Not only did you entirely miss the point, you also took Phoronix Test Suite results seriously.
The key phrase you glossed over:
@leman was talking about "non-parallelised incremental builds". For most developers, the typical work cycle looks like edit source file -> compile -> link -> test -> repeat. But since you're typically editing only one or two source files before each compile/etc pass, and since compilation results are saved per source file, you're never waiting on compiling the whole project, only one or two files. That's what those of us who actually understand something about software and/or hardware mean when we say "incremental" build.
In turn, since compilers are typically single threaded on the scope of a single source file, 1 file to compile translates to 1 CPU core being tasked with work. M2 should be competitive with a 13600K for 1 to 4 files compiled.

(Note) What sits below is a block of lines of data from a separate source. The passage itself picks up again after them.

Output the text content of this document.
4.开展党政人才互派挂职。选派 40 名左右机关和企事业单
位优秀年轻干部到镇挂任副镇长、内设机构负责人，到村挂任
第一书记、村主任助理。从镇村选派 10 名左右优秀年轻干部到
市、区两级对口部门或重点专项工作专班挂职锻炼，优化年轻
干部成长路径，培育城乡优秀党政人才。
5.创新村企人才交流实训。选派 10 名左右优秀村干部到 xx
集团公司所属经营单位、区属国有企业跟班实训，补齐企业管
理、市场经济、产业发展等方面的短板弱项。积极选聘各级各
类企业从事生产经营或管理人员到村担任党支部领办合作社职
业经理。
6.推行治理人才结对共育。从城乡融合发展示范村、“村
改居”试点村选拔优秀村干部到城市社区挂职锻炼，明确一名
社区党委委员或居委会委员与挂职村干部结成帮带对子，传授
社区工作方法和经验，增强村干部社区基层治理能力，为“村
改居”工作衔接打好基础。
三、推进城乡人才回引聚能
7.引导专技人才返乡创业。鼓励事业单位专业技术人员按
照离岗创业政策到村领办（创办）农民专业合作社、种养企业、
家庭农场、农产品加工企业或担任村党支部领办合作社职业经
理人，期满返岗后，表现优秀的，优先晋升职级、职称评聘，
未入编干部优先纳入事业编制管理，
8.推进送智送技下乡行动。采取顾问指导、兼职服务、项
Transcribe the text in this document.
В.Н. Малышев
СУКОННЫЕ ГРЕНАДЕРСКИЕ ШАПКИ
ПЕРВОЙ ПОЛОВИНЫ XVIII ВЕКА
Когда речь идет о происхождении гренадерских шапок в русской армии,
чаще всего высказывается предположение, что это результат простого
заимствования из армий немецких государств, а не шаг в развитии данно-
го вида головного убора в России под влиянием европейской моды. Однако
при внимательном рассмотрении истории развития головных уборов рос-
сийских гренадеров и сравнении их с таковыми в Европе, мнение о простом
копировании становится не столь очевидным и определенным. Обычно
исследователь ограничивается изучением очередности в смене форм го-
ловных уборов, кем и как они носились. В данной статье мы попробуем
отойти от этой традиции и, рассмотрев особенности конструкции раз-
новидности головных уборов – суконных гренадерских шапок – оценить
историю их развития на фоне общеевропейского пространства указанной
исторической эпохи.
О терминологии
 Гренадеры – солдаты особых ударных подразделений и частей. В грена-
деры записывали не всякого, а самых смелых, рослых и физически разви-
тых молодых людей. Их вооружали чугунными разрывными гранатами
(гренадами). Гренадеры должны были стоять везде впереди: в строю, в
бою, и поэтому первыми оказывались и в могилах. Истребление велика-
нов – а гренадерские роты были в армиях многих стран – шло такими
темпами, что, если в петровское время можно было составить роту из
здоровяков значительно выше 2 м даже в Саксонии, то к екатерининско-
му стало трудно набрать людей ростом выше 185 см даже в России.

The results you linked are compiling a whole Linux kernel from scratch. This will use all the cores on whatever CPU you happen to have. Of course the M2 loses to the 13600K here - the 13600K has six high performance cores plus eight throughput cores, while M2 has 4 high performance plus 4 efficiency (read: slow, but use almost no power). It's also likely that the M2 system tested was an Air, and M1/M2 Air machines cannot sustain full clock speed over the course of compiling an entire Linux kernel.
As for my jab at Phoronix... an essential part of any attempt to objectively benchmark two systems is to make sure each one is doing the same amount of work. This test fails to do that! It just downloads Linux kernel source code and does "make defconfig". When you run it on an Arm system (like Asahi Linux on a M2), you compile whatever is default in that kernel tarball for Arm. When you run it on an x86 system, you compile whatever is default for x86. Since the set of source files compiled is a common base plus architecture-specific sources, there is no guarantee here that the number of files compiled is the same. In fact, it's quite likely to be more for Arm because there's been a lot of fragmentation in Arm SoCs (leading to lots of extra driver code).
To do the kind of comparison you're attempting to make here in a proper, controlled way, at minimum you'd need to:
1. Decide on a target CPU architecture and kernel version (e.g. we are going to compile an x86 kernel)
2. Set up a specific configuration rather than relying on 'make defconfig'
3. Install a cross compiler if necessary (so, if you've decided to test compilation of a x86 kernel, when compiling on Arm you need to install a cross compiler to emit x86 code)
4. Make sure that the compiler version is identical across all the systems/CPUs you want to compare
Phoronix does none of this. PTS is not a good benchmark suite. It never has been, it never will be as long as it's run by the Phoronix guy, who simply doesn't understand anything about benchmarking above the level of automating his bad ideas by writing scripts.